The other day when I wrote about how Cooking Odors can Blow Your Cover When Bugging In I mentioned the Dakota Fire Hole. This a method currently taught by the US Marines for making tactical fires because they have a low light signature, reduced smoke, and are easier to ignite under strong wind conditions.
The Dakota Fire Hole is a bit harder to make than a traditional fire, but the extra effort is offset by its efficient consumption of fuel. The amount of fuel you need to cook food, treat water or keep warm is greatly reduced.
The Dakota Fire Hole is just what it says it is a fire in a hole, with a second vent hole to feed the fire oxygen.
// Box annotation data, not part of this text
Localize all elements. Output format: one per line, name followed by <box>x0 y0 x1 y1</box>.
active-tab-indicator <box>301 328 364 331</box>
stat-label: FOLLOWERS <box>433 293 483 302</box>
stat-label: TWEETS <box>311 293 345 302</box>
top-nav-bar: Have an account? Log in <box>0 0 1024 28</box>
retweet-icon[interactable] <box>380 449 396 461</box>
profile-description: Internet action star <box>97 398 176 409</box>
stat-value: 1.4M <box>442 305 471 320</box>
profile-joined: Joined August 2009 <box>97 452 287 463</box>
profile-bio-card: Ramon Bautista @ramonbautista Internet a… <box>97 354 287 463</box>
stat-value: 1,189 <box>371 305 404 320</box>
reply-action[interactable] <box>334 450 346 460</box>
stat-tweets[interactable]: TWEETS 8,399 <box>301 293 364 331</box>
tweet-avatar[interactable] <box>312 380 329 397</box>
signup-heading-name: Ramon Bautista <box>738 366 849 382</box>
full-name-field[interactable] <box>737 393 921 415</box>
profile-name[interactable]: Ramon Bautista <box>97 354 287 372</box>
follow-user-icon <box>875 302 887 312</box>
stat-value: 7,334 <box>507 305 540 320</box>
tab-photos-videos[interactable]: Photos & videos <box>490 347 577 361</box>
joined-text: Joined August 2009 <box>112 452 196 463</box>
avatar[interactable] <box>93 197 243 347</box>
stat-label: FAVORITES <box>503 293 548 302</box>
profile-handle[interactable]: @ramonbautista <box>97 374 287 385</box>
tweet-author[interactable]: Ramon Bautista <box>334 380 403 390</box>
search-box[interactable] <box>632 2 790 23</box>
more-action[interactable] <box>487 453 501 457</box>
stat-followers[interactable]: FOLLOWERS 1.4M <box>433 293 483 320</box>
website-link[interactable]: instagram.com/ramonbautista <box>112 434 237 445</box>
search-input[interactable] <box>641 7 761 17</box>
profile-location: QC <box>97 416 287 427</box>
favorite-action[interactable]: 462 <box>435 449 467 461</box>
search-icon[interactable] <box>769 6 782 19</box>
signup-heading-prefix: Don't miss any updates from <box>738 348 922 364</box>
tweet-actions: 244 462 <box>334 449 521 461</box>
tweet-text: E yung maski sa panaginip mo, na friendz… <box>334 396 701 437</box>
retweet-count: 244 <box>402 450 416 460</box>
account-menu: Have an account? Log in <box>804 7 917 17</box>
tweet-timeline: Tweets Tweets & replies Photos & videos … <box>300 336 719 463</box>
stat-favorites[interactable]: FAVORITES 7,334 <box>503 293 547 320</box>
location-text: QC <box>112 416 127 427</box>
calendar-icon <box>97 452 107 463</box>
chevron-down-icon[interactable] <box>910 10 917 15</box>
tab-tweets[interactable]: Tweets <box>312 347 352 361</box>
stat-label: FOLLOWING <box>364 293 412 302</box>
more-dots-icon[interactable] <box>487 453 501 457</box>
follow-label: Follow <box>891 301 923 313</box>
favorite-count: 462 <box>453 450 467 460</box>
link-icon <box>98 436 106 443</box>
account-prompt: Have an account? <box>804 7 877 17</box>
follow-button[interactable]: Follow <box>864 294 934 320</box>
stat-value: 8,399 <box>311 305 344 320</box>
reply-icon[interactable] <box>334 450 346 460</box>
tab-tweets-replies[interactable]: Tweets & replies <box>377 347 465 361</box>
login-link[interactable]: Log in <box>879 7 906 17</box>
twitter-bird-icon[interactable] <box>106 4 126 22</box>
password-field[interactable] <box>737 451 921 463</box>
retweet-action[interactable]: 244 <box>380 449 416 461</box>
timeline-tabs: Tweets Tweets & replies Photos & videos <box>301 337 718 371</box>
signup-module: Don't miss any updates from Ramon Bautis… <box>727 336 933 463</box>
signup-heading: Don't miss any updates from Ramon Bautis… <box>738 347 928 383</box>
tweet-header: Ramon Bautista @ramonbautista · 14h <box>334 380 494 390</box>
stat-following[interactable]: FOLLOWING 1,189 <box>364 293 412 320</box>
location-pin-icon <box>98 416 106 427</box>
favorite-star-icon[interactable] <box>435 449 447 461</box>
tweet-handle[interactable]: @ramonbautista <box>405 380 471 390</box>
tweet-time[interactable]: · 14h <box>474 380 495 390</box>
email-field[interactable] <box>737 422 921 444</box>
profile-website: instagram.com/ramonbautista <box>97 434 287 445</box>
When you are ready to dig your Dakota Fire Hole take a little time and find a good location. Avoid areas that are rocky or have many tree roots that require cutting. Areas that are extremely wet or sandy do not work well.
Once you find an ideal area, remove a plug of soil and plant roots about 10 or 12 inches in diameter. Dig straight down to a depth of about 12 inches. This will be the main chamber of the Dakota fire hole.
Dig a 4 to 6-inch diameter tunnel starting about one foot away from the edge of the fire hole to allow for airflow. This tunnel should intersects with the base of the fire chamber as shown in the attached diagram.
When the fire is burning, because hot air rises it will create a vacuum and draw air in through the vent tunnel. If you place the vent tunnel on the side of the prevailing wind, this will increase your airflow to the fire and it will burn hotter. Smoke is unburned products of combustion so the hotter the fire the less smoke.
The fire in a Dakota Fire Hole is below the surface of the ground and therefore less visible. If you save the dirt and the plugs, you removed from the holes you can cover up the evidence of a fire having been there.